There are many reasons to dislike corn ethanol (see “The Fuel on the Hill “” The Corn Supremacy” and “More corn ethanol = Bigger Gulf dead zone” and links below). Wonk Room has one more reason in this cross-post
Yesterady, I [Pat Garofalo] pointed to a Stateline report about state government struggling to cut wasteful tax subsidies for corporations, even when they are faced with billions in budget shortfalls. And the federal government has a similar problem with promulgating tax credits that go to either mature industries that don’t need the help or wind up benefiting parties other than those intended.
For instance, paper companies will receive $6.6 billion this year in credits meant to discourage use of fossil fuels. But to qualify for this boondoggle, these companies will actually add diesel fuel to a fuel mix that is already carbon-free, “following the letter of the law while violating its spirit.”
In that vein, BP, the oil company responsible for the ongoing gusher in the Gulf of Mexico, is slated to be one of the largest beneficiaries of tax credits meant to encourage ethanol use:
BP could stand to reap federal tax credits approaching $600 million this year for blending gasoline with corn-based ethanol, making the British oil and gas giant one of the largest beneficiaries of the 45 cents-per-gallon ethanol incentive”¦A common misconception is that it’s the ethanol producer receiving the direct benefit, when it’s really the oil companies. “That’s the guy behind the curtain,” said one energy lobbyist. He said BP might be the largest ethanol credit beneficiary by virtue of a heavy Midwest presence, and noted BP was among the first companies to support the ethanol mandate.

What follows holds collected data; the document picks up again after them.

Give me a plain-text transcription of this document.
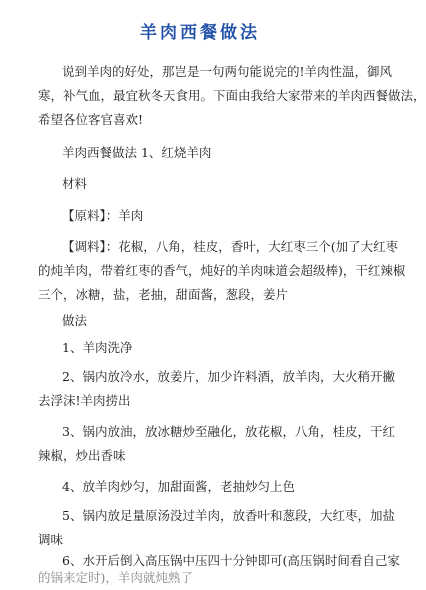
羊肉西餐做法
说到羊肉的好处，那岂是一句两句能说完的!羊肉性温，御风
寒，补气血，最宜秋冬天食用。下面由我给大家带来的羊肉西餐做法，
希望各位客官喜欢!
羊肉西餐做法 1、红烧羊肉
材料
【原料】：羊肉
【调料】：花椒，八角，桂皮，香叶，大红枣三个(加了大红枣
的炖羊肉，带着红枣的香气，炖好的羊肉味道会超级棒)，干红辣椒
三个，冰糖，盐，老抽，甜面酱，葱段，姜片
做法
1、羊肉洗净
2、锅内放冷水，放姜片，加少许料酒，放羊肉，大火稍开撇
去浮沫!羊肉捞出
3、锅内放油，放冰糖炒至融化，放花椒，八角，桂皮，干红
辣椒，炒出香味
4、放羊肉炒匀，加甜面酱，老抽炒匀上色
5、锅内放足量原汤没过羊肉，放香叶和葱段，大红枣，加盐
调味
6、水开后倒入高压锅中压四十分钟即可(高压锅时间看自己家
的锅来定时)，羊肉就炖熟了
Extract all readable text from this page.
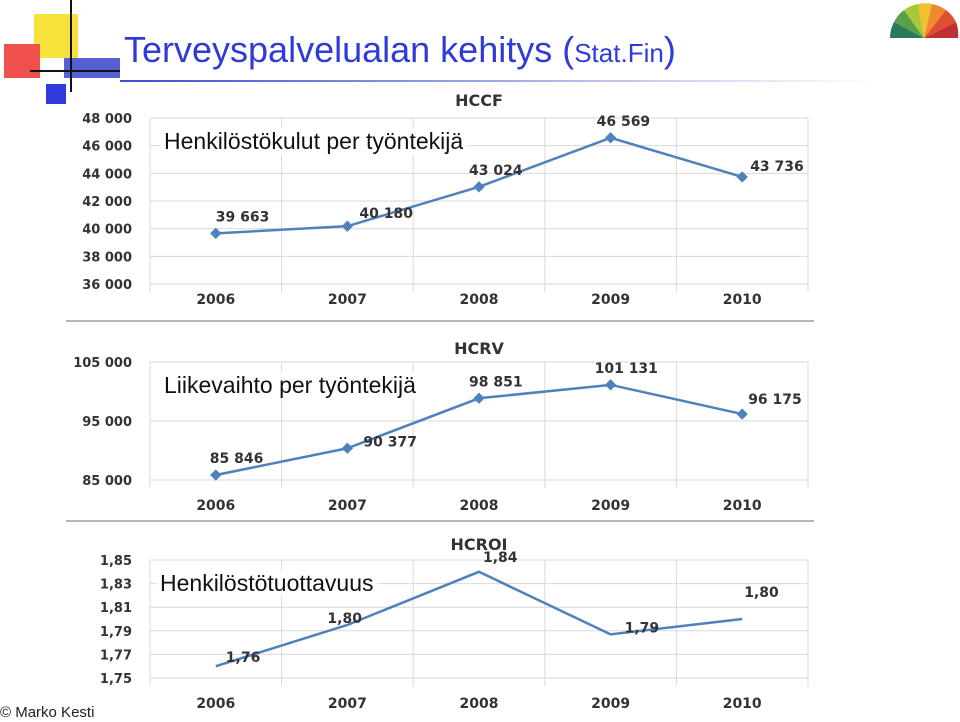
Terveyspalvelualan kehitys (Stat.Fin)
HCCF
36 000
38 000
40 000
42 000
44 000
46 000
48 000
2006	2007	2008	2009	2010
39 663	40 180
43 024
46 569
43 736
Henkilöstökulut per työntekijä
HCRV
85 000
95 000
105 000
2006	2007	2008	2009	2010
85 846
90 377
98 851
101 131
96 175
Liikevaihto per työntekijä
HCROI
1,75
1,77
1,79
1,81
1,83
1,85
2006	2007	2008	2009	2010
1,76
1,80
1,84
1,79
1,80
Henkilöstötuottavuus
© Marko Kesti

BP is the fourth-largest U.S. ethanol blender, behind Valero Energy, ConocoPhillips and Exxon Mobil, and it’s worth asking whether the movement toward a green economy is at all aided by sending free money to oil companies for mixing some ethanol into their blend. “Is it actually promoting the environment’s health? Is the subsidy making a difference, and for whom?” asked Rep. Earl Blumenauer (D-OR).
Indeed, these tax credits for the oil industry, which reaps record profits year after year, should be very closely examined, particularly since many of them contribute to the country’s reliance on oil by making it artificially cheaper to look for and extract. There are currently nine different federal subsidies given to the oil industry, and taxpayers would save $45 billion if they were all cut. But, as CAP’s Sima Gandhi pointed out, making such cuts would require Congress “to overcome lobbyist arguments that killing subsidies will harm the economy”:
Profitable and powerful oil companies, such as BP and ExxonMobil, pay lobbyists millions of dollars to scare lawmakers into believing that ending subsidies to oil companies will wreak havoc on the American economy. These arguments are advanced by trade organizations such as the American Petroleum Institute, and they suggest that eliminating subsidies “could mean less U.S. energy production, fewer American jobs,” and higher oil prices. The evidence suggests otherwise.